I’m getting sick of the City’s dissembling on this issue and the constant, inept prodding from Coast and other such outside groups that make a hobby of interfering in city affairs.
If Cincinnati is to move forward, we need to invest in a new form of transportation that’s truly convenient and people-friendly. We need to show not only our own neighbors, but the rest of the region and the world that Cincinnati is ready to take a bold step into a bright, 21st century future.
Young people increasingly don’t want cars or white picket fences. We don’t want our parent’s lives; both empirical demographic trends and anecdotal evidence bear this out. While New York, San Francisco and other dense, urban places have exploded over the last two decades largely because of the rich urban structure they already had in place, mid-size cities now sitting on the cusp of contemporary urbanity are left with a choice: invest in the kind of infrastructure that the next generation demands like Portland, Oregon has or be left behind like a smaller, sadder Detroit.
So which will it be, Cincinnati? Are we ready to do what we need to do to compete with other world class cities or are we going to keep the status quo, while we continue our comfortable decline, seated firmly and inextricably in the plush seats of our cars or stolid buses?

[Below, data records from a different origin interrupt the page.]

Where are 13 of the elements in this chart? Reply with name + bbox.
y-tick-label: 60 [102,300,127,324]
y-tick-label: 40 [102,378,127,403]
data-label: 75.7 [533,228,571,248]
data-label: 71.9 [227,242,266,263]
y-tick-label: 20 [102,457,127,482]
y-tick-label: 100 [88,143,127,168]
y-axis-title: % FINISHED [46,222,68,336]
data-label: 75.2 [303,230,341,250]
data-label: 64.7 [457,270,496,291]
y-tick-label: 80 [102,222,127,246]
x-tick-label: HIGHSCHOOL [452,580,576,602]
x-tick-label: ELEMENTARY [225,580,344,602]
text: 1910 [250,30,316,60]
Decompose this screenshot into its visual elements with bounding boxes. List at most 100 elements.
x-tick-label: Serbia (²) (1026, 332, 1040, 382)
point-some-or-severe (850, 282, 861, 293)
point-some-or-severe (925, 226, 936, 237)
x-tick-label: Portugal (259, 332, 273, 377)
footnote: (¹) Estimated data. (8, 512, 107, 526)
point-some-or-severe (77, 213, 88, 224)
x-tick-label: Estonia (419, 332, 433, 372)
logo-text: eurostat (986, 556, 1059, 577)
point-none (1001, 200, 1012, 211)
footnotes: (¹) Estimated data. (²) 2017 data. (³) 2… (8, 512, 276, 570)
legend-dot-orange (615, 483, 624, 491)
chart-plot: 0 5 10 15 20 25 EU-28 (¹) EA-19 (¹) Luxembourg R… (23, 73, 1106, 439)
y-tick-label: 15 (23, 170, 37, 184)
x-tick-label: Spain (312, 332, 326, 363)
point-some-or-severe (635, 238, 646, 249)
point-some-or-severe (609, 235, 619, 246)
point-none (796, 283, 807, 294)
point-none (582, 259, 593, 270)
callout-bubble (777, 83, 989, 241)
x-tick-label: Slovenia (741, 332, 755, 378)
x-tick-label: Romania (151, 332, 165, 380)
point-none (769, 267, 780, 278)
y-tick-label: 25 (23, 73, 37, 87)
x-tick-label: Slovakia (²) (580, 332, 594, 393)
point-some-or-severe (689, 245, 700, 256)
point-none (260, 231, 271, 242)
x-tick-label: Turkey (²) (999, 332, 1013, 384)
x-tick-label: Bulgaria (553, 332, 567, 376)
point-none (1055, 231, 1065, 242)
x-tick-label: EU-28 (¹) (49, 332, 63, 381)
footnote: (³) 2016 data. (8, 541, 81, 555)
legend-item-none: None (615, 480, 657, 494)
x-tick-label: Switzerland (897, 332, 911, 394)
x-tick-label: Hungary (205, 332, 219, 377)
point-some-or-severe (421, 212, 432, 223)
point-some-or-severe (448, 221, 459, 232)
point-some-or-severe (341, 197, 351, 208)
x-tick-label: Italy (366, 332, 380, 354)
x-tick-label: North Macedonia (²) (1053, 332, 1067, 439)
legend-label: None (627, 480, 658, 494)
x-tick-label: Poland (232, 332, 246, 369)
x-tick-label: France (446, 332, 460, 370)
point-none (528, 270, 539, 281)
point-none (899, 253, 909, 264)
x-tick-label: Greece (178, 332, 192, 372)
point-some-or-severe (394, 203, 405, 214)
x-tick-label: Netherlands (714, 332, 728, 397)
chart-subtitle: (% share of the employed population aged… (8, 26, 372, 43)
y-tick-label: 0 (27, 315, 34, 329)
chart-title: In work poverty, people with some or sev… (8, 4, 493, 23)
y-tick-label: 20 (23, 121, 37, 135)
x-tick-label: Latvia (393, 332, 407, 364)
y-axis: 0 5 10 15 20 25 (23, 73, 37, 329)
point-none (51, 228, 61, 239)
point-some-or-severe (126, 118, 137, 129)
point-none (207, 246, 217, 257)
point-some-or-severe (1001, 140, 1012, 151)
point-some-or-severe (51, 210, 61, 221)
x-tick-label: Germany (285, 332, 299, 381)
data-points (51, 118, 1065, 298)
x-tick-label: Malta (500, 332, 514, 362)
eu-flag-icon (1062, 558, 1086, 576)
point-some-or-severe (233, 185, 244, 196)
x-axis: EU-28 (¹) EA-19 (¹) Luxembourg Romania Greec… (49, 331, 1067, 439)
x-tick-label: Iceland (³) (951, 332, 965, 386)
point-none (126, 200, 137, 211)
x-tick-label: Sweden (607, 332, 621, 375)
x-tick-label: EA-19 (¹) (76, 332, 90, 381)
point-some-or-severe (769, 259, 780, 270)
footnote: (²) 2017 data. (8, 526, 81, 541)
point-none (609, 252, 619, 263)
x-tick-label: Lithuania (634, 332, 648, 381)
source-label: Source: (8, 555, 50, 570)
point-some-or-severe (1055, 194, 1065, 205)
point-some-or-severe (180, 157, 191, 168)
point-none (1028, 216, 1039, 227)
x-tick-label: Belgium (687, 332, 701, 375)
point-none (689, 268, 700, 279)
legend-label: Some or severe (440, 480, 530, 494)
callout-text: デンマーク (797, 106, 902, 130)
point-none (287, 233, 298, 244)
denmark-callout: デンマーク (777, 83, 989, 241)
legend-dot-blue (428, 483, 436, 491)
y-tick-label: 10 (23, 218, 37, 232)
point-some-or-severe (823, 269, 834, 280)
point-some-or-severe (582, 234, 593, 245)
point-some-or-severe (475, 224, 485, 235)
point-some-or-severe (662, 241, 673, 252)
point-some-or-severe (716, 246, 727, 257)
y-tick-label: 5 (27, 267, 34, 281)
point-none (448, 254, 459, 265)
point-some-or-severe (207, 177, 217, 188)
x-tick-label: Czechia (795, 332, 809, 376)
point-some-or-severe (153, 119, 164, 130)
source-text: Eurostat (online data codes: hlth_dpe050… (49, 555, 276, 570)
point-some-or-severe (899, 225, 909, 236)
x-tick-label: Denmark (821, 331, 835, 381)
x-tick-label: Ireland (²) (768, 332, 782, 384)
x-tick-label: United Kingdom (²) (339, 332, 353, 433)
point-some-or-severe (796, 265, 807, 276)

I say we do what we need to! I say it’s time to invest in the infrastructure that the new urban professionals demand so we can stay competitive in the new world economy. It’s not going to be buses and cars alone that take us into the future, but something more flexible, more adaptive to changing preferences and travel patterns…something quick, convenient, friendly and stylish.
We need only look back a single century to find successful implementations of such technologies; the Wicked Witch of the West for example, and later the Good Witch Glinda used flying monkeys to simply tremendous ends in turn-of-the-century Oz.
There’s no reason Cincinnati couldn’t adapt such systems to meet it’s urban transportation needs, despite what the suburban naysayers may be whispering in the ears of councilmen.
The time is now, Cincinnati. With the municipal budget crisis, and the seeming failure of the parking lease, some are saying we can’t afford this project. I say we can’t afford to not build it! If we’re going to overcome the fiscal hurdle Kasich threw down on Ohio cities, we’re only going to do it by doing what cities have always done best: Innovation. Using some of our own capital money now to leverage available federal funds will pay enormous dividends not only in the medium-term but increasingly into the future as the tax base grows. We rose to fame on the canals, but by passing up the railroads we turned our Queen City crown over to Chicago. We can’t afford to do that again. Let’s take that crown back. The time is now, Cincinnati.
How cool will that be when the Monkeys, now liberated but forgotten, can work for GOOD! …and at a decent wage! Nate, you nailed it again. Thx!